I am using MTK and noticed that when I construct an algebraic variable defined as the max of the matrix-vector product of the state vector, the results are accurate for small matrices, but go inaccurate rapidly as the matrix size increases.
Specifically, I get accurate results up 100x10. For 500x10, it’s always inaccurate.

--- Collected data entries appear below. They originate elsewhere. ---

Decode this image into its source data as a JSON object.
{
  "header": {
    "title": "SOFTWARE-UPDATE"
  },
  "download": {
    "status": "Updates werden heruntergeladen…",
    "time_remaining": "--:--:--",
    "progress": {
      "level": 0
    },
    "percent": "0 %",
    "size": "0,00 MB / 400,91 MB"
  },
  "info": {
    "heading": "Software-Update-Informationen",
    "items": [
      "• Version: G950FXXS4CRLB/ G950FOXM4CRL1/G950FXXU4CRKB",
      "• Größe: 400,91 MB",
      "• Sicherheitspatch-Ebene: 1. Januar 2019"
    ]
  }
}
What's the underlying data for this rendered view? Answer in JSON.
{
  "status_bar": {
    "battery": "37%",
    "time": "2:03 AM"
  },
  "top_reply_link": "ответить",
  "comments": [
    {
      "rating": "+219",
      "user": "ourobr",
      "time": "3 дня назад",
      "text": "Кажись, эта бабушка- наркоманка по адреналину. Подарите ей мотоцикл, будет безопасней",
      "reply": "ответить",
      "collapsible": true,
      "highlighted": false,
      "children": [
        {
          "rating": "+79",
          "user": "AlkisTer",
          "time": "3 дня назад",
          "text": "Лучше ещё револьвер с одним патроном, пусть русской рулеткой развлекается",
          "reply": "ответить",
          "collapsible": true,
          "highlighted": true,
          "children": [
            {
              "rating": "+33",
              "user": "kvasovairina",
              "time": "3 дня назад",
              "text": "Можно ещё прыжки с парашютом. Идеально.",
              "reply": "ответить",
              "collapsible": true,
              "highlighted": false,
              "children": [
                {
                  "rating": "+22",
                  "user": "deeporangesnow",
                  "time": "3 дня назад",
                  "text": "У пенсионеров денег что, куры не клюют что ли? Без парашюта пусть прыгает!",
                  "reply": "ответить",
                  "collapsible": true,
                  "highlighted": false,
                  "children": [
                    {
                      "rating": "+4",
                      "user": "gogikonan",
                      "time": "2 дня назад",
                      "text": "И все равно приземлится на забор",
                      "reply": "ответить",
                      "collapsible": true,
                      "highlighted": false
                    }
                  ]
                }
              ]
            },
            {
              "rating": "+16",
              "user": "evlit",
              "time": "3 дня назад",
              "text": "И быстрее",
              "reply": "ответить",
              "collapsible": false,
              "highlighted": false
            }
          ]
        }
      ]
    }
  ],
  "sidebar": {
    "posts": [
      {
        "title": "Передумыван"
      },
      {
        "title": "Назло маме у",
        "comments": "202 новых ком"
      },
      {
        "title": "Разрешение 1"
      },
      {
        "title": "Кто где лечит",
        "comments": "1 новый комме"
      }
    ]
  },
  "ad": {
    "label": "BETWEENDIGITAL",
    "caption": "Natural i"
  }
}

Copy-paste example (you can simply uncomment the definition of C):
using LinearAlgebra using ModelingToolkit, Plots, DifferentialEquations using Symbolics: scalarize @variables t D = Differential(t) function F(;name, α0 = fill(0.0, 10), C = fill(1.0, 10, 10)) sts = @variables T(t)=0.0 α(t)[1:length(α0)]=α0 eqs = [ scalarize(D.(α) .~ 0.0) T ~ maximum(C*α) ] ODESystem(eqs, t, [α..., T], ; name=name) end α0 = rand(10) #C = rand(100, 10) C = rand(500, 10) @named mySys = F(α0=α0, C=C) sys = structural_simplify(mySys) prob = ODEProblem(sys, , (0.0, 1.0)) sol = solve(prob) println(maximum(C*α0)) println(sol[mySys.T][end])
Any clues how to get around that using MTK? If i build the same system directly in DifferentialEquations with an algebraic state defined the same manner, I don’t run into the same problem.